いまは、乾いた、かたい土地を耕している。
鍬は、
石ころにあたり、藪につきあたる。もっと深く
掘らなければ。宝をさがす人のように。
須賀敦子訳『ウンベルト・サバ詩集』(みすず書房、1998年)
◆少なくとも子どもであるあいだは、「楽々と生きて」いられたかも知れない。
いや、この地上には、すでに楽々と生きてなんかいない子どもだって数え切れないほどいるじゃないか、と思う。

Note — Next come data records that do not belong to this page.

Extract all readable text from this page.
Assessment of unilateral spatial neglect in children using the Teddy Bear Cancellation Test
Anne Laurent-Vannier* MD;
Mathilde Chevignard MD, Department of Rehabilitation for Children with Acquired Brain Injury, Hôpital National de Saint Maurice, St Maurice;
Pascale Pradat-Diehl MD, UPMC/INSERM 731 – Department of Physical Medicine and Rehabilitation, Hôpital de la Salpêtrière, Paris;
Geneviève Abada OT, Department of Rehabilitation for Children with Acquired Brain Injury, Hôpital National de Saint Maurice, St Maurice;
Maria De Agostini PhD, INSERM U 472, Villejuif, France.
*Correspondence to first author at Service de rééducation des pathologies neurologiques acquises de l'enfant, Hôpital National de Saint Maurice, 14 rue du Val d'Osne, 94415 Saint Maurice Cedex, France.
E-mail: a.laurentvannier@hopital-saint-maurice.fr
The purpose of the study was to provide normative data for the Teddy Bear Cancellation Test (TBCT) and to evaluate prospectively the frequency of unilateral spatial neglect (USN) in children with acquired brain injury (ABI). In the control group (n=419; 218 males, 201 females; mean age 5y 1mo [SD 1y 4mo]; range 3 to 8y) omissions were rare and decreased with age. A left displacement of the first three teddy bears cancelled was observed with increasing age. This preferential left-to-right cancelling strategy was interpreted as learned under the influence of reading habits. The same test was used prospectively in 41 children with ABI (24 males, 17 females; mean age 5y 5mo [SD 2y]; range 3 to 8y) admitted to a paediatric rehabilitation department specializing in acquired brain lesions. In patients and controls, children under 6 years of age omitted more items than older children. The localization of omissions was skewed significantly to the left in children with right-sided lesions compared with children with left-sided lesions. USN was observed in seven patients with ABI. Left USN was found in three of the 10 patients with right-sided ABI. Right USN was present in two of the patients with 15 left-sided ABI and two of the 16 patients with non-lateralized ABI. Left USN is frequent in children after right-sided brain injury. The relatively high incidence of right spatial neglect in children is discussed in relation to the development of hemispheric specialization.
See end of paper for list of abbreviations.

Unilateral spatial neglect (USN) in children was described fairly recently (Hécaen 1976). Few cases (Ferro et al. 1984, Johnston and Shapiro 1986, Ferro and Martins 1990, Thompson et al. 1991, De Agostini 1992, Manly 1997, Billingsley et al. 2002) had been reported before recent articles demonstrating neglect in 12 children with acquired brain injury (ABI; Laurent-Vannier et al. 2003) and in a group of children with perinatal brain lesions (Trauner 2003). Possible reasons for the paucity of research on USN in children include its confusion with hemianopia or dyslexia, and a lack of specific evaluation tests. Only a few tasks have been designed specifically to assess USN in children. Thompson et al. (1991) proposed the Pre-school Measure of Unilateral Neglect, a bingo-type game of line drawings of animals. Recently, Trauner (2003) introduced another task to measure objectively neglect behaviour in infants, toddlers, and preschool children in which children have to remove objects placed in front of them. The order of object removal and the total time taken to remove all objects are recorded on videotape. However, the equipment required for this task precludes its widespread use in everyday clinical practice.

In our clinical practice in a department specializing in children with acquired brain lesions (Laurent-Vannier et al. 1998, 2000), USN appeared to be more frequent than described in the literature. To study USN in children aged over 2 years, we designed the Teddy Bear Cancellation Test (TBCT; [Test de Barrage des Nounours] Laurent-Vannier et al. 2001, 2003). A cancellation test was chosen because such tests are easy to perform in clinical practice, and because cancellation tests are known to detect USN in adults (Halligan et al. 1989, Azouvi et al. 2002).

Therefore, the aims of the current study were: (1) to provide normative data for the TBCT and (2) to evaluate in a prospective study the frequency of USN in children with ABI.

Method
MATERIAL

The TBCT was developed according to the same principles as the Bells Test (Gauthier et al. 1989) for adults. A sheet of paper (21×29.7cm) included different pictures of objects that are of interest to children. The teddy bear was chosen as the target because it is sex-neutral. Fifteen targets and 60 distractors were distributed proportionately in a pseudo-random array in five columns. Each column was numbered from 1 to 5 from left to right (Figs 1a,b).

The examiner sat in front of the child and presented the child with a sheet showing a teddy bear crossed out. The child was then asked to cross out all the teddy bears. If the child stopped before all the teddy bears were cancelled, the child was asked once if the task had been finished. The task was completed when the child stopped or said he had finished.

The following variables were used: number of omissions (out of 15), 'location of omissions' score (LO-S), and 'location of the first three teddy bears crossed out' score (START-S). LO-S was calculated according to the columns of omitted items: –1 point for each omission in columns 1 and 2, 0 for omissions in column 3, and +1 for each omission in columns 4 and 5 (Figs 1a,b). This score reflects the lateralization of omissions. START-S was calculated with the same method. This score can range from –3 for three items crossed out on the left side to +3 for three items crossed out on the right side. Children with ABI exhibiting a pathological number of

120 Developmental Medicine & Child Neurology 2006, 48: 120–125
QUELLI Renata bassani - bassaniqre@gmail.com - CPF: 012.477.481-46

だが、この詩は、過去と現在、他者と自分とを引き比べて嘆いているのではない。
◆鍬をふるって地を耕し、収穫を得ることの難しさが分かるようになった、ということが言いたいのではないか。
そのことが分かるようになったのは、倦むことなく耕し続けて来たからだし、手にした実りの価値がハッキリ分かるようになったのも、そのおかげだ。
土を痩せさせているものの存在を知らないわけではないが、恨み言にかまけて手を休ませるわけにはいかないことは、誰よりも良く知っているのだ。
*サバ(1883-1957)はイタリアの詩人。トリエステに生まれた詩人の面影を求める須賀敦子の随想「トリエステの坂道」も、上の詩集には抄録されている。